Le Programme alimentaire mondial (PAM) signale que "l'impact d'El Niño sur la sécurité alimentaire dans la région a eu des répercussions importantes, affectant environ 40 millions de personnes dans la zone de couverture humanitaire". La situation est désastreuse ; la récente "escalade de l'insécurité alimentaire est la conséquence des effets combinés des conflits, des chocs économiques et des conditions météorologiques extrêmes" déclenchés par El Niño (sécheresses, inondations, températures extrêmes, etc.). Les niveaux élevés d'insécurité alimentaire dans le Couloir sec ont déclenché une aide humanitaire spéciale. Le PAM et la FAO, entre autres, ont alloué des ressources pour atténuer les menaces pesant sur la sécurité alimentaire en Amérique centrale, en particulier dans les communautés rurales. Toutefois, cela ne semble pas suffisant pour garantir leurs moyens de subsistance et leur rétablissement global à long terme.  

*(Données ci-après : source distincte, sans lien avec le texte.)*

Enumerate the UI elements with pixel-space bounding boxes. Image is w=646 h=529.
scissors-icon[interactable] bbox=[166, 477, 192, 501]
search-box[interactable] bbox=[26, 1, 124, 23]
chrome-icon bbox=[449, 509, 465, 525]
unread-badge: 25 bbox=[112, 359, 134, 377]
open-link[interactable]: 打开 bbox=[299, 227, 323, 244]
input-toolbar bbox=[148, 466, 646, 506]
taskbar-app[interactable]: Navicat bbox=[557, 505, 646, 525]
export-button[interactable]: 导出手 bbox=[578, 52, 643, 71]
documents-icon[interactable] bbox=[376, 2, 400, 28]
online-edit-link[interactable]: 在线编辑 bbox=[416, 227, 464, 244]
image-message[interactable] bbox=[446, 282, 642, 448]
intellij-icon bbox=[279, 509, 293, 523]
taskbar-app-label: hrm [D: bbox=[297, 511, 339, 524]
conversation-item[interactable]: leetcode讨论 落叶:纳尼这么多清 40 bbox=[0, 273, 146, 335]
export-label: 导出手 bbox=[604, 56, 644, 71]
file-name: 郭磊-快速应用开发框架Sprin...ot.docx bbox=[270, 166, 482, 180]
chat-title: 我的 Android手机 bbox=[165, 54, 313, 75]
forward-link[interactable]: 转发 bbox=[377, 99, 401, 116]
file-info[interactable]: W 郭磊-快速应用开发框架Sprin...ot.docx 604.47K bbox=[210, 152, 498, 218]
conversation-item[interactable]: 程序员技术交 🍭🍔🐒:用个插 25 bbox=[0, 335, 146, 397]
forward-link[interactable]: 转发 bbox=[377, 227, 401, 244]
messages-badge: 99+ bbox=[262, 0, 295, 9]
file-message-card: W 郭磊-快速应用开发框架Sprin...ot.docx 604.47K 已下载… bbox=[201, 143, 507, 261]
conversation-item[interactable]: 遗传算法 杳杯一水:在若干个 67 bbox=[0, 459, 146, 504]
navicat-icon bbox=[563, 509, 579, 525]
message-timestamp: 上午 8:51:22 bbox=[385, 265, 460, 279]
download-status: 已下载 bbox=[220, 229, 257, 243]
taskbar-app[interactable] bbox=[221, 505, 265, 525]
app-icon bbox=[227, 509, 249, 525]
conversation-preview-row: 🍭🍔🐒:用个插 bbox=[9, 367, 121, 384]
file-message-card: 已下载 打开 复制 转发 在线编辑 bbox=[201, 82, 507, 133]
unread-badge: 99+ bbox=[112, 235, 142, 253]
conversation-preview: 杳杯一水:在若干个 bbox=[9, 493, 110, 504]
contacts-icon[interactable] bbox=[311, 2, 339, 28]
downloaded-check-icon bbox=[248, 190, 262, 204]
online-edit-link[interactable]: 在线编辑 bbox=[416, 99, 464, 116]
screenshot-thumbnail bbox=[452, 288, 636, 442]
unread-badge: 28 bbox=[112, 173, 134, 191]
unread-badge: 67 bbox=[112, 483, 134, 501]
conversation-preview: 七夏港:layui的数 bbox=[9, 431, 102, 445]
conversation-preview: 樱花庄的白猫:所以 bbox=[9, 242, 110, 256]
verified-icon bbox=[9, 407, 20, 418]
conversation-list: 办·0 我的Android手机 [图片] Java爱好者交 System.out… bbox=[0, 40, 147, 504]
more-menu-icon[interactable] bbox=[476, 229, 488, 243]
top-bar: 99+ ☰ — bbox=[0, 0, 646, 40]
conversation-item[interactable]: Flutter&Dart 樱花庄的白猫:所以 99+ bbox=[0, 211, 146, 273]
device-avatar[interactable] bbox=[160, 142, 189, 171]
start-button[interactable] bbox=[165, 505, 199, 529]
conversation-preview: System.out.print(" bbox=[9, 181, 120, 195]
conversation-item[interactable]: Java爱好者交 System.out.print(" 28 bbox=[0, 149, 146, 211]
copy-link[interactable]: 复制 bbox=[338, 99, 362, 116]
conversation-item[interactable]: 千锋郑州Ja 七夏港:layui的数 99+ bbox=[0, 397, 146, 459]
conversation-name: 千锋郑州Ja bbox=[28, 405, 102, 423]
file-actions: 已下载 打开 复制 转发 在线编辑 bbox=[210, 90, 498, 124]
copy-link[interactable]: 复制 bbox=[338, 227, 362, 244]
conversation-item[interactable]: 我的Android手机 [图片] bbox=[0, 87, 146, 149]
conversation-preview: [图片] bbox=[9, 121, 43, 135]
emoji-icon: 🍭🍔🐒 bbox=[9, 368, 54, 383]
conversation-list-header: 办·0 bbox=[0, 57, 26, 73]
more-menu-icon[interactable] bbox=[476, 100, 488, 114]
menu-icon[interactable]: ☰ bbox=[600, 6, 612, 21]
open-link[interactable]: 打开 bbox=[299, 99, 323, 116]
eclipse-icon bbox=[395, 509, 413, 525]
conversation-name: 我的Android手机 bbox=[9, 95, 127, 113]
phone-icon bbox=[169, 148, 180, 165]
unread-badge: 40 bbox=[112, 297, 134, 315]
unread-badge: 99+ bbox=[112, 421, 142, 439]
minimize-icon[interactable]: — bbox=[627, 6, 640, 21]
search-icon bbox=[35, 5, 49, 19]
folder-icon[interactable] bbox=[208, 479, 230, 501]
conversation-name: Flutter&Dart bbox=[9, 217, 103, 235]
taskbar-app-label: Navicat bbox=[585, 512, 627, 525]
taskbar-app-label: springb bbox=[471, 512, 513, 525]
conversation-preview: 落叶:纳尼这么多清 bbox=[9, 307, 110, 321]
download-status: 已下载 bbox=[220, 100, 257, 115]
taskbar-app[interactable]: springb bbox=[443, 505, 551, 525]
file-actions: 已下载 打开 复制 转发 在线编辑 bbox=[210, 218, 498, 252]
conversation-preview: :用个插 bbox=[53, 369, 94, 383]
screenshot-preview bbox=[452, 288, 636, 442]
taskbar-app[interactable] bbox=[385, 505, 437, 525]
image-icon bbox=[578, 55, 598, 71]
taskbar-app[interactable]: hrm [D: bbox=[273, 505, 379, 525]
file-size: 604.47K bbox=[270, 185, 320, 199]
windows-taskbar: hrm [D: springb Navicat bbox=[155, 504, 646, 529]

Malheureusement, les répercussions dévastatrices des événements climatiques se poursuivront dans le Couloir sec. L'Organisation météorologique mondiale (OMM) prévoit que les effets  sur "les communautés, l'activité économique ou les écosystèmes naturels" causés par l'actuel épisode El Niño dureront au moins jusqu'au premier trimestre 2024. Le réchauffement des océans dû au changement climatique "provoque des anomalies croissantes qui conduisent à des événements El Niño plus extrêmes à l'avenir. En fin de compte, cela pourrait se traduire par des conditions propices à des événements caniculaires intenses et accentués dans la région". Cela aura un impact disproportionné sur les communautés marginalisées, notamment les femmes enceintes, les personnes souffrant de maladies chroniques et les personnes âgées. Il est urgent de mener des recherches participatives avec ces communautés pour permettre des initiatives politiques qui répondent à leurs besoins spécifiques et qui, à leur tour, peuvent faciliter l'identification de solutions durables à long terme.